This case has not only brought to light the injustice that Prita suffered but has also shown the power that the electronic public can have when working together for a cause. The internet has made global communication accessible and affordable for people across the globe, and is beginning to truly unit the world as a connected global community. Prita's case has shown what can happen if enough voices are heard. The internet also allowed the world to quickly hear of Ms. Mulyasari's plight; a Facebook group (while in mostly Indonesian is still informative) was set up to garner support and raise global awareness of the injustices of the case and the blogsphere is filled with individual and organizational blogs on the topic. This case is, in my opinion, a perfect example of Axel Bruns' idea of "citizen journalism." In Blogs, Wikipedia, Second Life and Beyond, Bruns discusses the traditional model for journalism or the "three stages of conventional news procedures", which follows a pattern of the news being selected by a closed group of journalists and editors that is trickled to the public. Citizen journalism breaks that mould by allowing the public access to news from their sources by way of internet. Bruns discusses:
Although the initial stories may consist of barely more than pointers to new information and news items elsewhere on the Web, citizen journalism extends them by enabling its communities to comment on such stories and thereby buildup more detailed, communal understanding of their background, context, and impact, as well as evaluating the information contained in the initial reports and combining or contrasting it with other available information (75).
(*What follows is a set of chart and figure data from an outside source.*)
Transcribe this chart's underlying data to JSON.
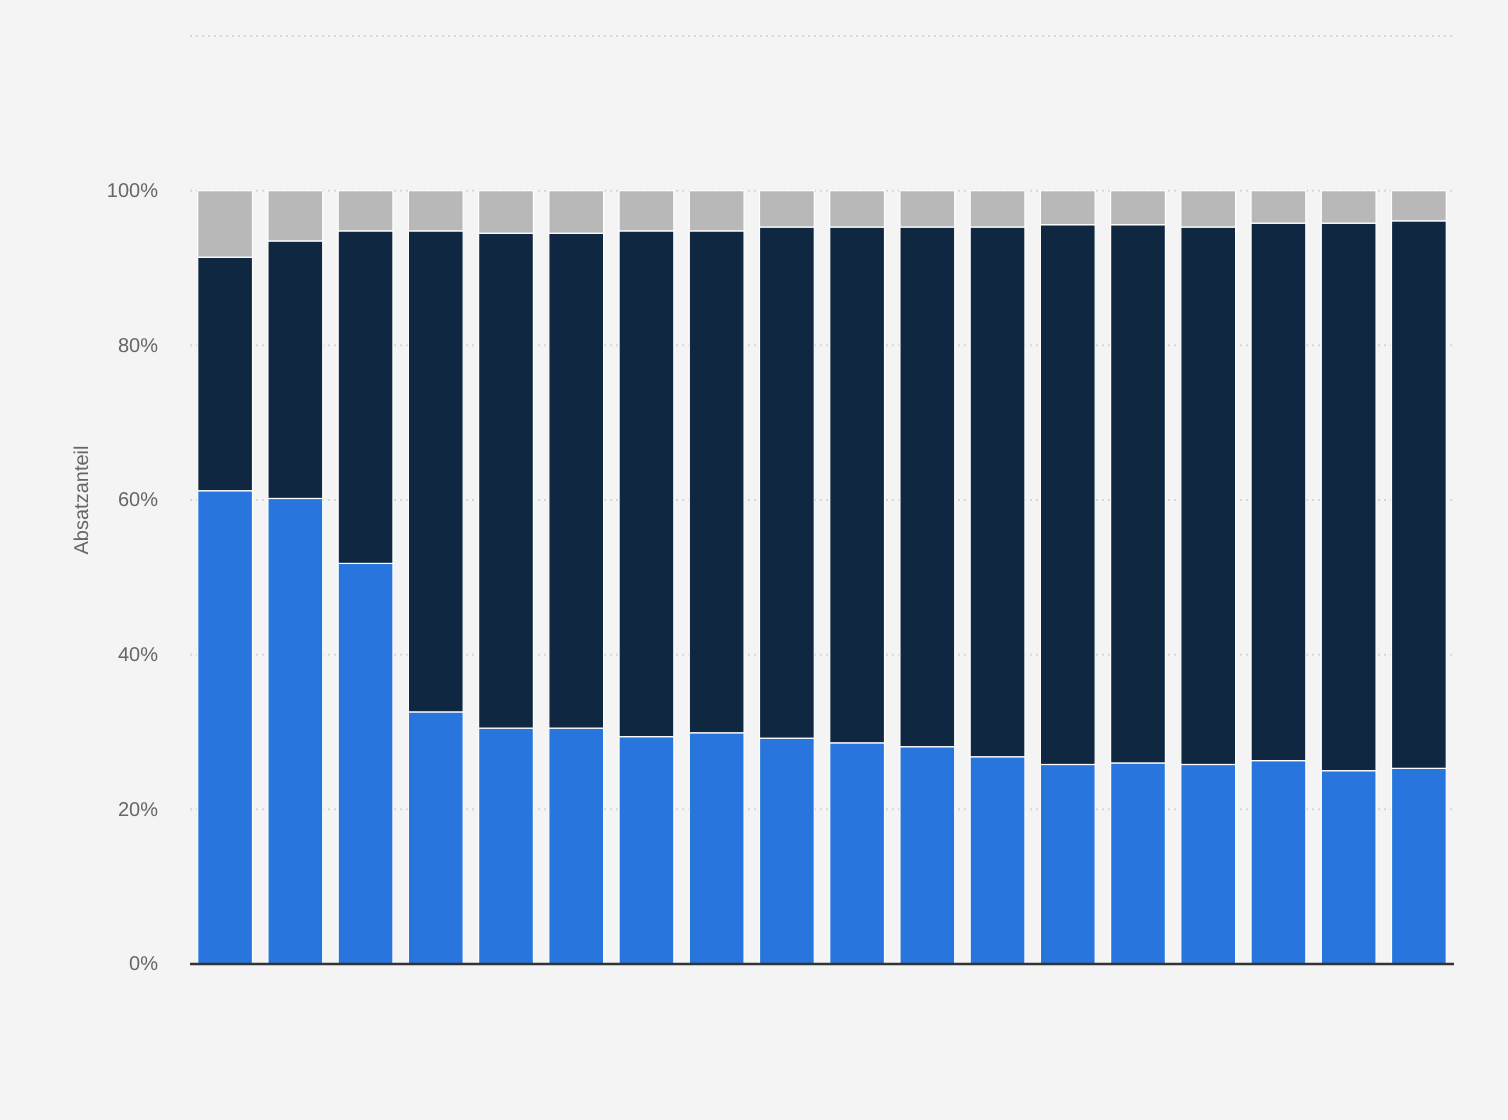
{
  "chart_data": {
    "type": "bar",
    "stacked": true,
    "ylabel": "Absatzanteil",
    "categories": [
      null,
      null,
      null,
      null,
      null,
      null,
      null,
      null,
      null,
      null,
      null,
      null,
      null,
      null,
      null,
      null,
      null,
      null
    ],
    "series": [
      {
        "color": "#2876dd",
        "values": [
          61.2,
          60.2,
          51.8,
          32.6,
          30.5,
          30.5,
          29.4,
          29.9,
          29.2,
          28.6,
          28.1,
          26.8,
          25.8,
          26.0,
          25.8,
          26.3,
          25.0,
          25.3
        ]
      },
      {
        "color": "#0f2740",
        "values": [
          30.2,
          33.3,
          43.0,
          62.2,
          64.0,
          64.0,
          65.4,
          64.9,
          66.1,
          66.7,
          67.2,
          68.5,
          69.8,
          69.6,
          69.5,
          69.5,
          70.8,
          70.8
        ]
      },
      {
        "color": "#b8b8b8",
        "values": [
          8.6,
          6.5,
          5.2,
          5.2,
          5.5,
          5.5,
          5.2,
          5.2,
          4.7,
          4.7,
          4.7,
          4.7,
          4.4,
          4.4,
          4.7,
          4.2,
          4.2,
          3.9
        ]
      }
    ],
    "ylim": [
      0,
      120
    ],
    "yticks": [
      {
        "value": 0,
        "label": "0%"
      },
      {
        "value": 20,
        "label": "20%"
      },
      {
        "value": 40,
        "label": "40%"
      },
      {
        "value": 60,
        "label": "60%"
      },
      {
        "value": 80,
        "label": "80%"
      },
      {
        "value": 100,
        "label": "100%"
      },
      {
        "value": 120,
        "label": null
      }
    ],
    "grid": "y"
  }
}
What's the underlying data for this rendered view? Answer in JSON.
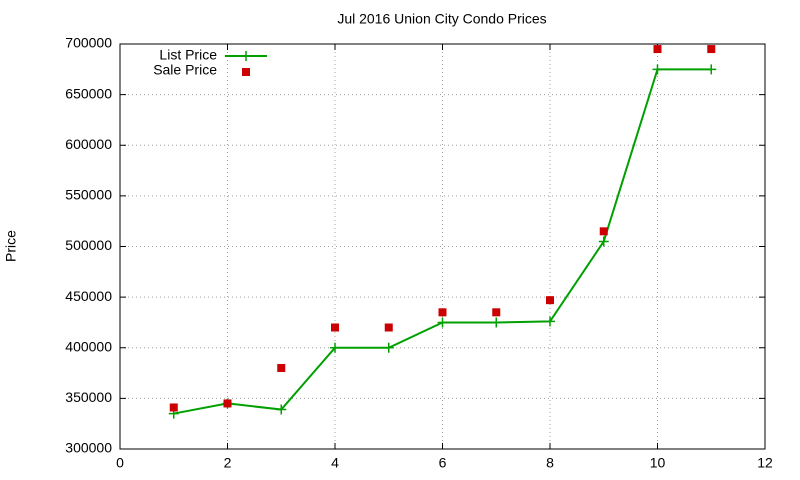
{
  "chart_data": {
    "type": "line",
    "title": "Jul 2016 Union City Condo Prices",
    "y_label": "Price",
    "x": [
      1,
      2,
      3,
      4,
      5,
      6,
      7,
      8,
      9,
      10,
      11
    ],
    "series": [
      {
        "name": "List Price",
        "color": "#00a000",
        "style": "linespoints",
        "values": [
          335000,
          345000,
          339000,
          400000,
          400000,
          425000,
          425000,
          426000,
          505000,
          675000,
          675000
        ]
      },
      {
        "name": "Sale Price",
        "color": "#cc0000",
        "style": "points",
        "values": [
          341000,
          345000,
          380000,
          420000,
          420000,
          435000,
          435000,
          447000,
          515000,
          695000,
          695000
        ]
      }
    ],
    "xlim": [
      0,
      12
    ],
    "xticks": [
      0,
      2,
      4,
      6,
      8,
      10,
      12
    ],
    "ylim": [
      300000,
      700000
    ],
    "yticks": [
      300000,
      350000,
      400000,
      450000,
      500000,
      550000,
      600000,
      650000,
      700000
    ],
    "grid": true,
    "legend": "top-left"
  }
}
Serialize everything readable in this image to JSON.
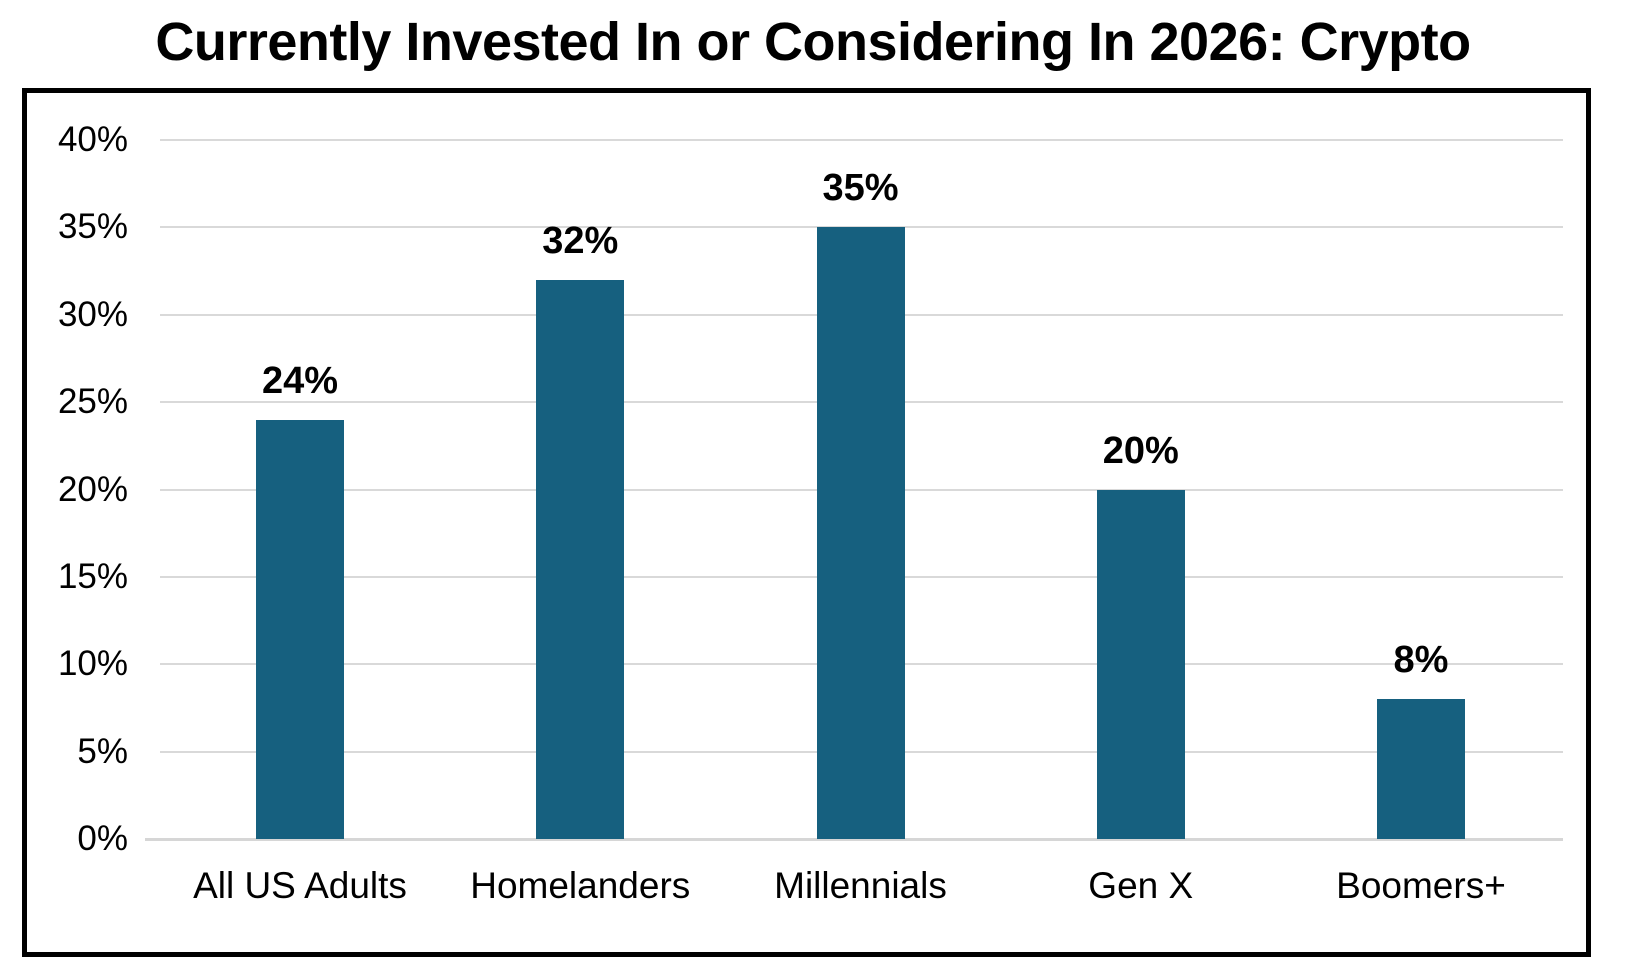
{
  "title": "Currently Invested In or Considering In 2026: Crypto",
  "chart_data": {
    "type": "bar",
    "title": "Currently Invested In or Considering In 2026: Crypto",
    "categories": [
      "All US Adults",
      "Homelanders",
      "Millennials",
      "Gen X",
      "Boomers+"
    ],
    "values": [
      24,
      32,
      35,
      20,
      8
    ],
    "value_labels": [
      "24%",
      "32%",
      "35%",
      "20%",
      "8%"
    ],
    "yticks": [
      0,
      5,
      10,
      15,
      20,
      25,
      30,
      35,
      40
    ],
    "ytick_labels": [
      "0%",
      "5%",
      "10%",
      "15%",
      "20%",
      "25%",
      "30%",
      "35%",
      "40%"
    ],
    "ylim": [
      0,
      40
    ],
    "xlabel": "",
    "ylabel": "",
    "grid": true,
    "legend": false,
    "colors": {
      "bar": "#16607F",
      "gridline": "#D9D9D9",
      "baseline": "#D6D6D6",
      "frame_border": "#000000",
      "text": "#000000",
      "background": "#FFFFFF"
    }
  }
}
This idea is shown within the Mulyasari case in the way that the global electronic community came together to share the available information and not allow the more powerful hospital to cover-up the story. It is interesting to speculate if this type of public exposure is the future of journalism in the information age. How long can traditional means of communication such as television broadcasts and newspapers keep up with the lightning fast pace that the internet can provide? We can only hope that future innovation in communications will continue to bring the world together in both news and tradition.